It is comforting to know there are still Christmas celebrations taking place that honor timeless traditions.
The Tegner Lodge 109 in Scotia, a group of about 50 people of Swedish and Scandinavian heritage, will celebrate St. Lucia's Day in true Scandinavian fashion.
Along with the St. Lucia procession, which consists of young boys and girls singing songs in Swedish costumes around the Christmas tree, the Tegner Lodge's Sunday, Dec. 9, celebration will include traditional Swedish foods, folklore and music.
Ingrid Frank, a member of the lodge's board, said that St.

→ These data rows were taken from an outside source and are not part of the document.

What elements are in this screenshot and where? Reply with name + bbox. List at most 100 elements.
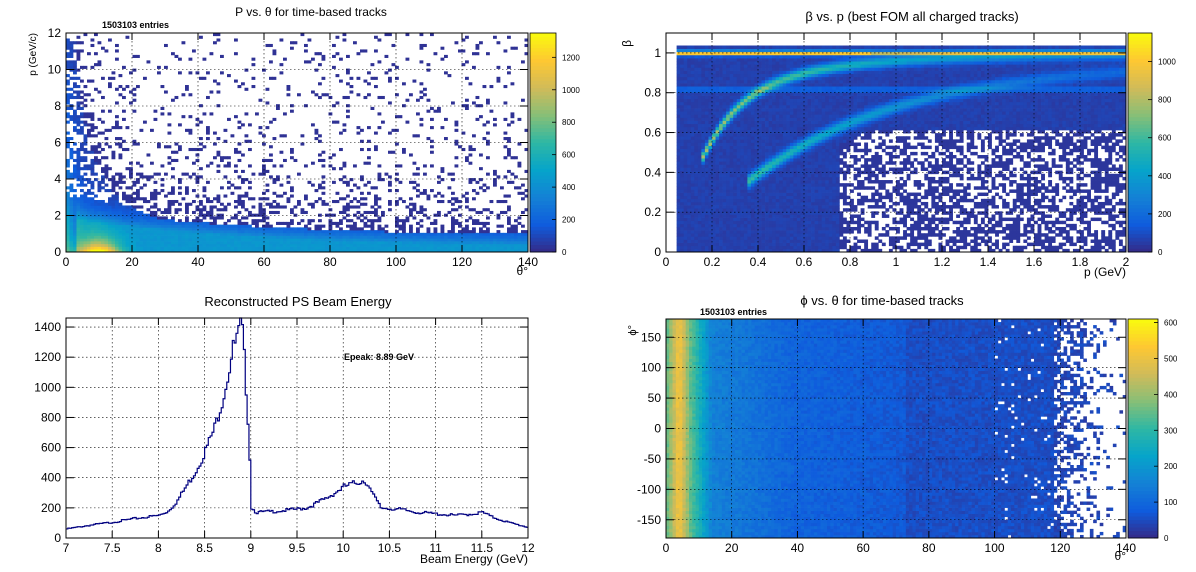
heatmap-cell <box>754 58 758 61</box>
heatmap-cell <box>737 186 741 189</box>
heatmap-cell <box>378 96 382 99</box>
heatmap-cell <box>84 148 88 151</box>
heatmap-cell <box>126 238 130 241</box>
palette-tick-label: 800 <box>562 118 576 127</box>
heatmap-cell <box>171 236 175 239</box>
heatmap-cell <box>367 82 371 85</box>
heatmap-cell <box>94 222 98 225</box>
heatmap-cell <box>108 200 112 203</box>
heatmap-cell <box>758 71 762 74</box>
heatmap-cell <box>252 63 256 66</box>
heatmap-cell <box>108 227 112 230</box>
heatmap-cell <box>66 93 70 96</box>
heatmap-cell <box>280 238 284 241</box>
heatmap-cell <box>779 164 783 167</box>
heatmap-cell <box>726 158 730 161</box>
heatmap-cell <box>346 203 350 206</box>
heatmap-cell <box>77 238 81 241</box>
heatmap-cell <box>677 133 681 136</box>
heatmap-cell <box>311 230 315 233</box>
heatmap-cell <box>297 227 301 230</box>
heatmap-cell <box>427 230 431 233</box>
heatmap-cell <box>77 85 81 88</box>
heatmap-cell <box>77 241 81 244</box>
heatmap-cell <box>140 129 144 132</box>
heatmap-cell <box>694 55 698 58</box>
heatmap-cell <box>737 168 741 171</box>
heatmap-cell <box>224 175 228 178</box>
heatmap-cell <box>80 143 84 146</box>
heatmap-cell <box>779 155 783 158</box>
palette-swatch <box>530 230 556 234</box>
heatmap-cell <box>224 156 228 159</box>
heatmap-cell <box>723 86 727 89</box>
heatmap-cell <box>192 247 196 250</box>
palette-tick-label: 200 <box>562 216 576 225</box>
heatmap-cell <box>399 238 403 241</box>
heatmap-cell <box>687 139 691 142</box>
heatmap-cell <box>769 117 773 120</box>
heatmap-cell <box>747 133 751 136</box>
heatmap-cell <box>94 216 98 219</box>
heatmap-cell <box>290 219 294 222</box>
heatmap-cell <box>318 96 322 99</box>
heatmap-cell <box>772 202 776 205</box>
heatmap-cell <box>469 230 473 233</box>
heatmap-cell <box>217 244 221 247</box>
heatmap-cell <box>723 49 727 52</box>
heatmap-cell <box>680 105 684 108</box>
heatmap-cell <box>737 202 741 205</box>
heatmap-cell <box>115 184 119 187</box>
heatmap-cell <box>91 126 95 129</box>
heatmap-cell <box>423 44 427 47</box>
heatmap-cell <box>504 244 508 247</box>
heatmap-cell <box>294 41 298 44</box>
heatmap-cell <box>747 236 751 239</box>
heatmap-cell <box>751 243 755 246</box>
heatmap-cell <box>772 233 776 236</box>
heatmap-cell <box>388 200 392 203</box>
heatmap-cell <box>311 203 315 206</box>
heatmap-cell <box>140 227 144 230</box>
heatmap-cell <box>677 61 681 64</box>
heatmap-cell <box>754 130 758 133</box>
heatmap-cell <box>388 241 392 244</box>
heatmap-cell <box>70 200 74 203</box>
heatmap-cell <box>287 230 291 233</box>
heatmap-cell <box>691 61 695 64</box>
heatmap-cell <box>304 233 308 236</box>
heatmap-cell <box>105 208 109 211</box>
heatmap-cell <box>762 189 766 192</box>
heatmap-cell <box>772 155 776 158</box>
heatmap-cell <box>687 86 691 89</box>
heatmap-cell <box>374 203 378 206</box>
heatmap-cell <box>680 189 684 192</box>
heatmap-cell <box>420 192 424 195</box>
heatmap-cell <box>280 230 284 233</box>
heatmap-cell <box>740 96 744 99</box>
heatmap-cell <box>687 158 691 161</box>
heatmap-cell <box>458 225 462 228</box>
heatmap-cell <box>77 225 81 228</box>
heatmap-cell <box>332 121 336 124</box>
heatmap-cell <box>493 170 497 173</box>
heatmap-cell <box>171 192 175 195</box>
heatmap-cell <box>70 151 74 154</box>
heatmap-cell <box>701 58 705 61</box>
heatmap-cell <box>203 77 207 80</box>
heatmap-cell <box>77 178 81 181</box>
heatmap-cell <box>779 149 783 152</box>
heatmap-cell <box>98 41 102 44</box>
heatmap-cell <box>94 227 98 230</box>
heatmap-cell <box>101 219 105 222</box>
heatmap-cell <box>381 247 385 250</box>
heatmap-cell <box>150 175 154 178</box>
heatmap-cell <box>698 71 702 74</box>
heatmap-cell <box>339 230 343 233</box>
heatmap-cell <box>241 123 245 126</box>
heatmap-cell <box>677 58 681 61</box>
heatmap-cell <box>203 222 207 225</box>
heatmap-cell <box>434 110 438 113</box>
heatmap-cell <box>420 233 424 236</box>
heatmap-cell <box>357 186 361 189</box>
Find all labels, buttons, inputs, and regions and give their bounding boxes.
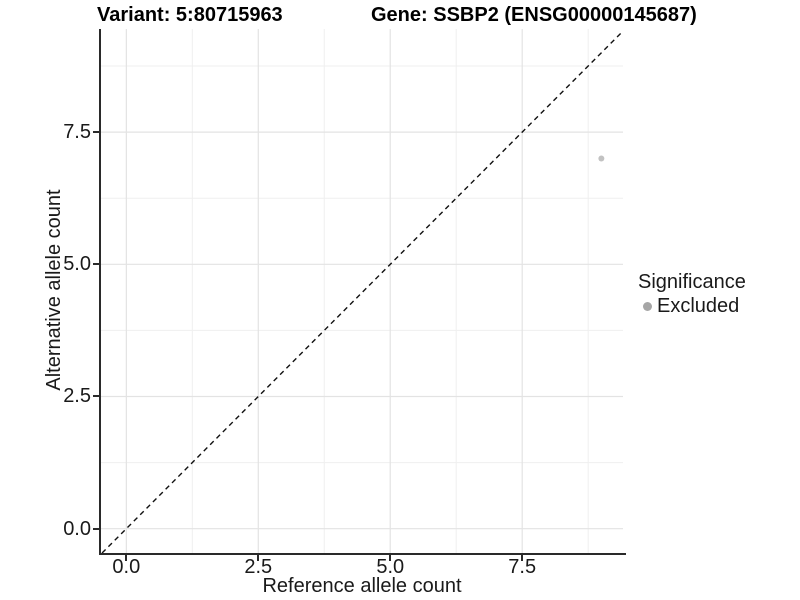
x-tick-label: 7.5 bbox=[508, 556, 537, 578]
x-axis-title: Reference allele count bbox=[262, 575, 462, 597]
variant-title: Variant: 5:80715963 bbox=[97, 4, 283, 26]
excluded-circle-marker-icon bbox=[643, 301, 652, 311]
x-tick-label: 0.0 bbox=[112, 556, 141, 578]
legend-item-label: Excluded bbox=[657, 294, 740, 317]
plot-panel bbox=[101, 29, 623, 553]
x-tick-label: 5.0 bbox=[376, 556, 405, 578]
identity-reference-line bbox=[101, 30, 623, 553]
x-tick-mark bbox=[125, 555, 128, 561]
legend-item-excluded: Excluded bbox=[638, 295, 746, 317]
x-tick-mark bbox=[521, 555, 524, 561]
x-tick-label: 2.5 bbox=[244, 556, 273, 578]
y-tick-label: 5.0 bbox=[63, 253, 91, 276]
y-tick-label: 7.5 bbox=[63, 121, 91, 144]
x-tick-mark bbox=[389, 555, 392, 561]
legend: Significance Excluded bbox=[638, 270, 746, 317]
y-tick-mark bbox=[93, 263, 99, 266]
y-tick-mark bbox=[93, 527, 99, 530]
gene-title: Gene: SSBP2 (ENSG00000145687) bbox=[371, 4, 697, 26]
x-tick-mark bbox=[257, 555, 260, 561]
y-tick-mark bbox=[93, 395, 99, 398]
x-axis-line bbox=[99, 553, 626, 555]
y-axis-line bbox=[99, 29, 101, 555]
legend-title: Significance bbox=[638, 271, 746, 293]
y-tick-mark bbox=[93, 131, 99, 134]
y-tick-label: 0.0 bbox=[63, 517, 91, 540]
y-axis-title: Alternative allele count bbox=[43, 189, 65, 391]
y-tick-label: 2.5 bbox=[63, 385, 91, 408]
data-point bbox=[598, 155, 605, 162]
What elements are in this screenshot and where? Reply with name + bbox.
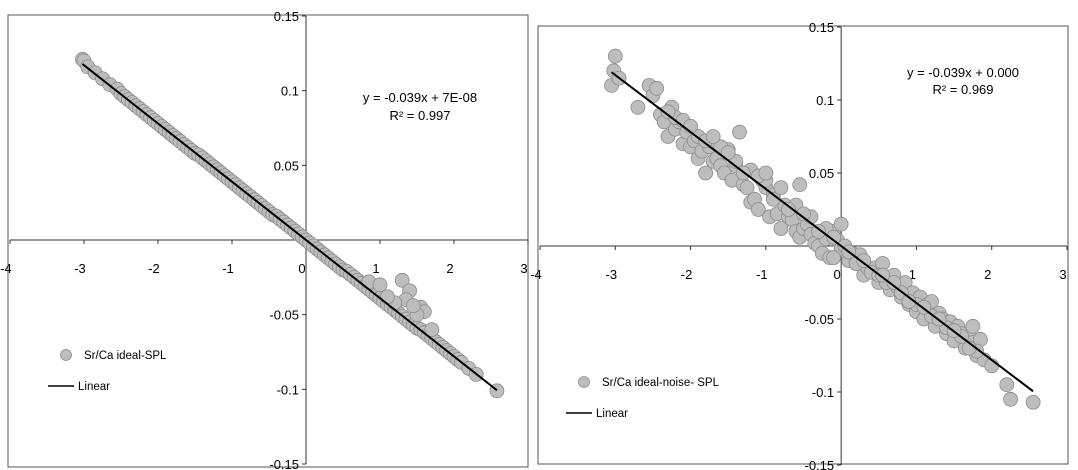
y-tick-label: -0.1 — [277, 382, 299, 397]
scatter-point — [811, 223, 826, 239]
trend-line — [81, 63, 498, 392]
scatter-point — [999, 377, 1015, 393]
chart-left: -4 -3 -2 -1 0 1 2 3 0.15 0.1 0.05 -0.05 -0.1 -0.15 y =… — [0, 9, 529, 470]
x-tick-label: 0 — [298, 261, 305, 276]
scatter-point — [781, 202, 796, 217]
chart-right: -4 -3 -2 -1 0 1 2 3 0.15 0.1 0.05 -0.05 -0.1 -0.15 y =… — [530, 20, 1069, 470]
plot-frame — [7, 14, 529, 468]
scatter-point — [424, 322, 440, 338]
x-tick-label: -3 — [606, 267, 618, 282]
scatter-point — [886, 275, 902, 290]
scatter-point — [732, 124, 747, 140]
scatter-point — [773, 221, 789, 236]
x-tick-label: -4 — [0, 261, 12, 276]
x-tick-label: -3 — [74, 261, 86, 276]
scatter-point — [379, 289, 395, 305]
scatter-point — [833, 216, 849, 232]
x-tick-label: -1 — [222, 261, 234, 276]
scatter-point — [630, 99, 646, 115]
x-tick-label: 2 — [984, 267, 991, 282]
legend-label-points: Sr/Ca ideal-noise- SPL — [602, 377, 720, 389]
y-tick-label: 0.1 — [816, 93, 834, 108]
trend-line — [610, 71, 1034, 393]
scatter-point — [965, 318, 981, 334]
y-tick-label: -0.15 — [805, 458, 835, 470]
scatter-point — [826, 229, 842, 245]
y-tick-label: 0.1 — [281, 84, 299, 99]
scatter-point — [826, 250, 842, 266]
scatter-point — [773, 180, 789, 196]
y-tick-label: -0.15 — [269, 457, 299, 470]
y-tick-label: -0.05 — [805, 312, 835, 327]
scatter-point — [372, 277, 388, 293]
x-tick-label: -2 — [148, 261, 160, 276]
trendline-r2: R² = 0.969 — [932, 82, 993, 97]
plot-frame — [537, 25, 1069, 465]
scatter-point — [607, 48, 623, 64]
scatter-point — [394, 272, 410, 288]
scatter-point — [1003, 391, 1018, 407]
y-tick-label: 0.15 — [274, 9, 299, 24]
scatter-point — [1025, 394, 1041, 410]
scatter-point — [739, 180, 755, 196]
scatter-point — [750, 202, 766, 217]
scatter-point — [758, 165, 774, 181]
scatter-point — [705, 129, 721, 144]
trendline-equation: y = -0.039x + 0.000 — [907, 65, 1019, 80]
x-tick-label: -2 — [681, 267, 693, 282]
scatter-point — [856, 253, 872, 269]
y-tick-label: 0.15 — [809, 20, 834, 35]
x-tick-label: 1 — [372, 261, 379, 276]
y-tick-label: 0.05 — [809, 166, 834, 181]
scatter-point — [792, 177, 808, 193]
x-tick-label: 3 — [1059, 267, 1066, 282]
scatter-point — [875, 267, 890, 283]
legend-marker-points — [578, 376, 590, 388]
scatter-point — [698, 165, 714, 181]
x-tick-label: -1 — [756, 267, 768, 282]
y-tick-label: -0.1 — [812, 385, 834, 400]
legend-label-points: Sr/Ca ideal-SPL — [84, 350, 167, 362]
scatter-point — [649, 80, 665, 96]
legend-label-line: Linear — [596, 408, 628, 420]
scatter-point — [660, 104, 676, 120]
scatter-point — [796, 206, 811, 222]
trendline-equation: y = -0.039x + 7E-08 — [363, 90, 477, 105]
y-tick-label: -0.05 — [269, 308, 299, 323]
x-tick-label: 2 — [446, 261, 453, 276]
x-tick-label: -4 — [530, 267, 542, 282]
x-tick-label: 1 — [909, 267, 916, 282]
legend-label-line: Linear — [78, 381, 110, 393]
x-tick-label: 3 — [520, 261, 527, 276]
legend-marker-points — [60, 349, 72, 361]
y-tick-label: 0.05 — [274, 158, 299, 173]
scatter-point — [405, 298, 421, 314]
x-tick-label: 0 — [834, 267, 841, 282]
trendline-r2: R² = 0.997 — [389, 108, 450, 123]
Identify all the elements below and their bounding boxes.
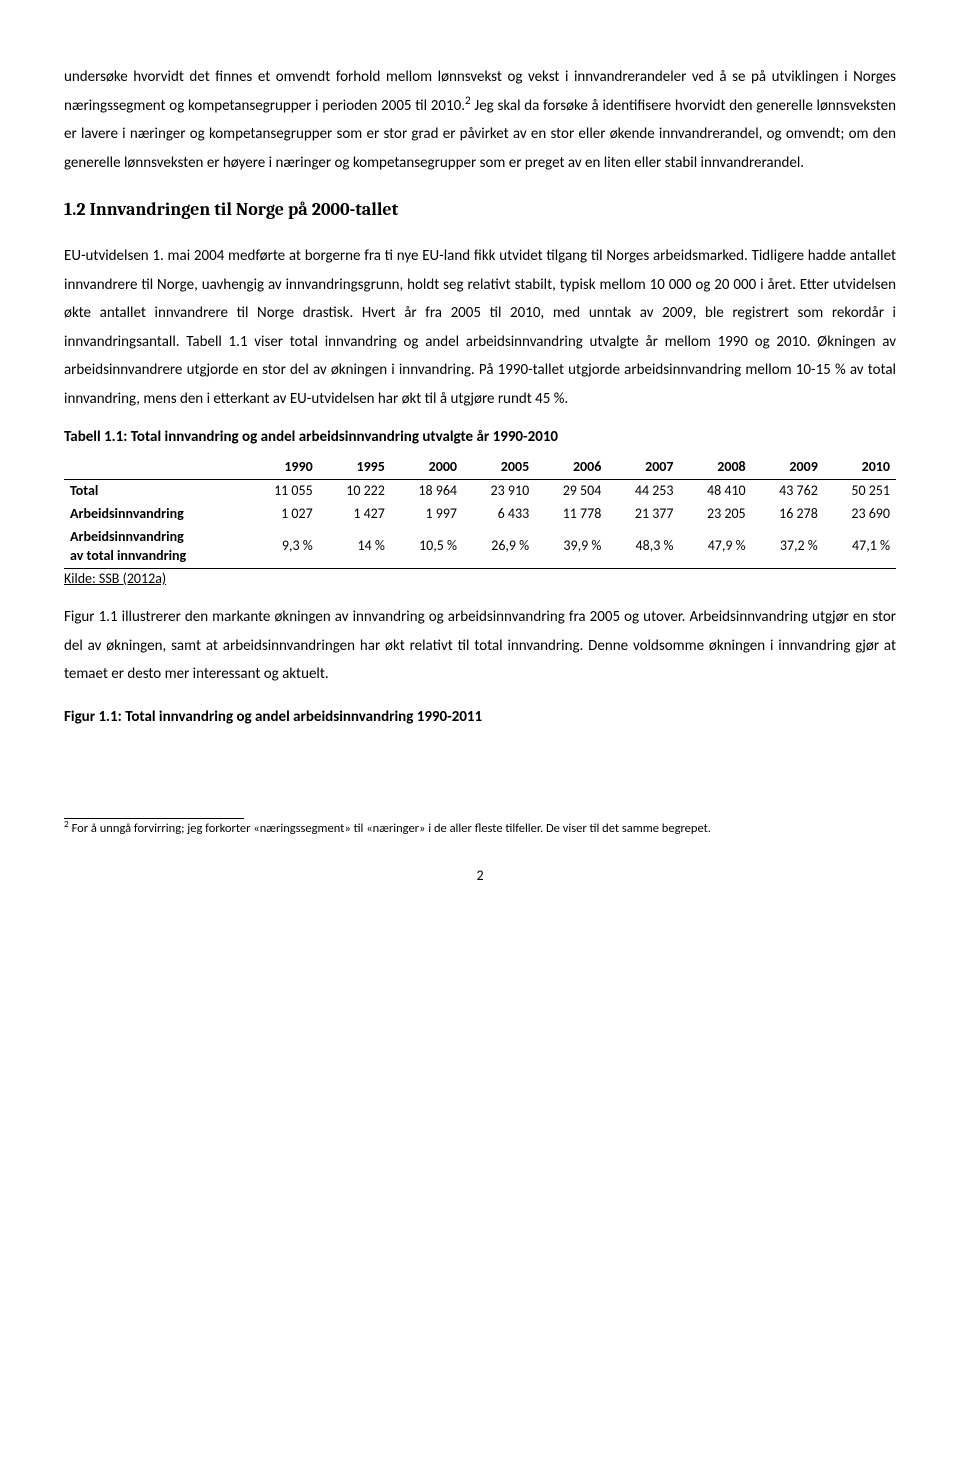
paragraph-1: undersøke hvorvidt det finnes et omvendt… (64, 63, 896, 177)
table-cell: 9,3 % (247, 526, 319, 568)
table-col-header: 2005 (463, 456, 535, 479)
table-col-header: 2009 (752, 456, 824, 479)
table-col-header: 2008 (680, 456, 752, 479)
table-col-header: 1995 (319, 456, 391, 479)
para2-text: EU-utvidelsen 1. mai 2004 medførte at bo… (64, 247, 896, 408)
table-caption: Tabell 1.1: Total innvandring og andel a… (64, 427, 896, 448)
table-row: Total11 05510 22218 96423 91029 50444 25… (64, 480, 896, 503)
table-corner (64, 456, 247, 479)
table-row-label: Arbeidsinnvandring (64, 503, 247, 526)
table-cell: 37,2 % (752, 526, 824, 568)
data-table: 199019952000200520062007200820092010 Tot… (64, 456, 896, 568)
table-cell: 10,5 % (391, 526, 463, 568)
table-source-text: Kilde: SSB (2012a) (64, 570, 166, 587)
table-col-header: 2006 (535, 456, 607, 479)
table-cell: 47,9 % (680, 526, 752, 568)
table-cell: 11 055 (247, 480, 319, 503)
table-body: Total11 05510 22218 96423 91029 50444 25… (64, 480, 896, 569)
table-cell: 11 778 (535, 503, 607, 526)
table-row: Arbeidsinnvandring1 0271 4271 9976 43311… (64, 503, 896, 526)
table-cell: 44 253 (607, 480, 679, 503)
para3-text: Figur 1.1 illustrerer den markante øknin… (64, 608, 896, 683)
table-cell: 6 433 (463, 503, 535, 526)
table-source: Kilde: SSB (2012a) (64, 569, 896, 589)
table-row: Arbeidsinnvandringav total innvandring9,… (64, 526, 896, 568)
figure-caption: Figur 1.1: Total innvandring og andel ar… (64, 707, 896, 728)
page-number-text: 2 (476, 867, 483, 884)
table-cell: 26,9 % (463, 526, 535, 568)
table-cell: 50 251 (824, 480, 896, 503)
table-cell: 18 964 (391, 480, 463, 503)
table-header-row: 199019952000200520062007200820092010 (64, 456, 896, 479)
table-cell: 23 910 (463, 480, 535, 503)
paragraph-3: Figur 1.1 illustrerer den markante øknin… (64, 603, 896, 689)
figure-caption-text: Figur 1.1: Total innvandring og andel ar… (64, 708, 482, 726)
table-col-header: 2007 (607, 456, 679, 479)
table-col-header: 1990 (247, 456, 319, 479)
table-row-label: Arbeidsinnvandringav total innvandring (64, 526, 247, 568)
heading-text: 1.2 Innvandringen til Norge på 2000-tall… (64, 199, 398, 220)
table-cell: 39,9 % (535, 526, 607, 568)
table-cell: 10 222 (319, 480, 391, 503)
table-cell: 1 027 (247, 503, 319, 526)
footnote-1: 2 For å unngå forvirring; jeg forkorter … (64, 821, 896, 837)
table-cell: 29 504 (535, 480, 607, 503)
footnote-separator (64, 818, 244, 819)
section-heading-1-2: 1.2 Innvandringen til Norge på 2000-tall… (64, 193, 896, 227)
page-number: 2 (64, 863, 896, 890)
table-cell: 48 410 (680, 480, 752, 503)
table-cell: 1 997 (391, 503, 463, 526)
table-cell: 23 205 (680, 503, 752, 526)
table-col-header: 2000 (391, 456, 463, 479)
paragraph-2: EU-utvidelsen 1. mai 2004 medførte at bo… (64, 242, 896, 413)
table-col-header: 2010 (824, 456, 896, 479)
table-cell: 47,1 % (824, 526, 896, 568)
table-cell: 14 % (319, 526, 391, 568)
table-caption-text: Tabell 1.1: Total innvandring og andel a… (64, 428, 558, 446)
table-cell: 48,3 % (607, 526, 679, 568)
table-row-label: Total (64, 480, 247, 503)
table-cell: 21 377 (607, 503, 679, 526)
footnote-text: For å unngå forvirring; jeg forkorter «n… (69, 821, 711, 836)
table-cell: 1 427 (319, 503, 391, 526)
table-cell: 43 762 (752, 480, 824, 503)
table-cell: 16 278 (752, 503, 824, 526)
table-cell: 23 690 (824, 503, 896, 526)
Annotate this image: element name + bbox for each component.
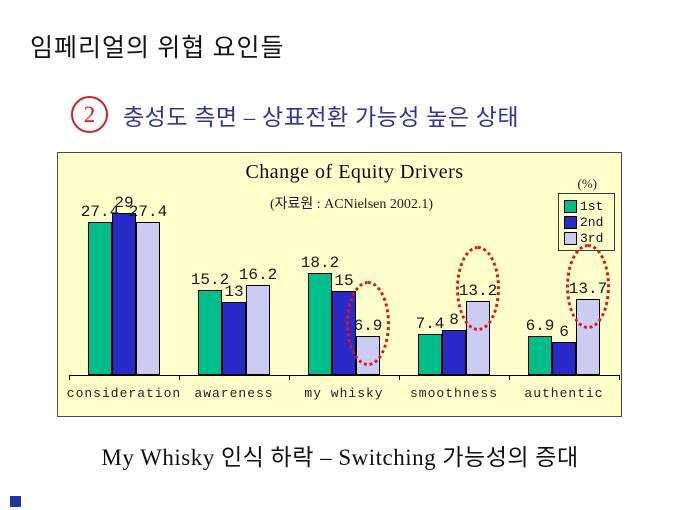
- legend-swatch-2nd: [564, 216, 577, 229]
- chart-source-label: (자료원 : ACNielsen 2002.1): [269, 197, 434, 212]
- bar-1st: [198, 290, 222, 375]
- bar-value-label: 29: [114, 194, 134, 212]
- axis-tick: [509, 375, 510, 380]
- legend-item: 2nd: [564, 215, 614, 230]
- bar-2nd: [222, 302, 246, 375]
- highlight-ellipse: [566, 244, 610, 329]
- legend-swatch-3rd: [564, 232, 577, 245]
- bar-value-label: 27.4: [80, 203, 120, 221]
- axis-tick: [399, 375, 400, 380]
- legend-item: 3rd: [564, 231, 614, 246]
- bar-value-label: 18.2: [300, 254, 340, 272]
- bar-value-label: 7.4: [415, 315, 445, 333]
- bar-value-label: 6: [559, 323, 569, 341]
- x-axis-line: [69, 375, 619, 376]
- highlight-ellipse: [456, 246, 500, 331]
- category-label: my whisky: [304, 386, 384, 401]
- bar-2nd: [442, 330, 466, 375]
- axis-tick: [179, 375, 180, 380]
- legend-swatch-1st: [564, 200, 577, 213]
- category-label: smoothness: [409, 386, 498, 401]
- bar-1st: [88, 222, 112, 375]
- slide-title: 임페리얼의 위협 요인들: [30, 35, 285, 62]
- point-number-badge: 2: [71, 96, 108, 133]
- legend-item: 1st: [564, 199, 614, 214]
- category-label: authentic: [524, 386, 604, 401]
- bar-value-label: 13: [224, 283, 244, 301]
- bar-1st: [308, 273, 332, 375]
- axis-tick: [289, 375, 290, 380]
- equity-drivers-chart: Change of Equity Drivers (자료원 : ACNielse…: [57, 152, 622, 417]
- legend-label: 3rd: [580, 231, 604, 246]
- bar-1st: [418, 334, 442, 375]
- axis-tick: [619, 375, 620, 380]
- heading-row: 2 충성도 측면 – 상표전환 가능성 높은 상태: [71, 96, 519, 133]
- bar-value-label: 15: [334, 272, 354, 290]
- heading-text: 충성도 측면 – 상표전환 가능성 높은 상태: [123, 104, 520, 130]
- plot-area: 27.4 29 27.4 consideration 15.2 13 16.2 awarene…: [58, 153, 621, 416]
- legend-label: 2nd: [580, 215, 604, 230]
- bar-value-label: 27.4: [128, 203, 168, 221]
- bar-3rd: [136, 222, 160, 375]
- chart-title: Change of Equity Drivers: [245, 161, 464, 183]
- bar-value-label: 8: [449, 311, 459, 329]
- corner-decoration: [10, 496, 21, 507]
- bar-value-label: 15.2: [190, 271, 230, 289]
- category-label: consideration: [66, 386, 182, 401]
- chart-legend: 1st 2nd 3rd: [558, 193, 615, 251]
- legend-label: 1st: [580, 199, 604, 214]
- bar-1st: [528, 336, 552, 375]
- bar-2nd: [552, 342, 576, 375]
- category-label: awareness: [194, 386, 274, 401]
- axis-tick: [69, 375, 70, 380]
- slide-caption: My Whisky 인식 하락 – Switching 가능성의 증대: [101, 445, 579, 470]
- percent-unit-label: (%): [577, 176, 598, 191]
- bar-3rd: [246, 285, 270, 375]
- bar-2nd: [112, 213, 136, 375]
- bar-value-label: 6.9: [525, 317, 555, 335]
- bar-value-label: 16.2: [238, 266, 278, 284]
- highlight-ellipse: [346, 281, 390, 366]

Lucia is the festival of lights, which marks the darkest day of the year, Dec. 13. She said that while the St. Lucia celebration originated in Sicily, Italy, it is a custom that known to most Europeans.
Typically, one young woman is chosen to portray St. Lucia, and wears a wreath of candles on her head light on the longest night of the year. Other girls carry single candles, and boys wear cone-shaped hats and carry stars on sticks in the procession
Frank said the Swedish celebration includes delicacies like rice pudding, ginger snaps, saffron buns, Swedish Christmas cookies and Glogg," a Swedish beverage. Swedish meatballs are, of course, on the menu, as well as scalloped potatoes with anchovies, herring and potatoes.
"We will eat, dance, sing and have a gift exchange, but the meaning behind the celebration is to celebrate what Christmas is all about, friends and family of course," said Frank.
Frank said the Swedish Lodge has been a second home to her since moving from Sweden to America. She said while she still gets homesick, the Tegner Lodge has helped her keep her culture part of her American life.
"It's just so nice to be able to sit and talk with people who share my traditions and memories," said Frank.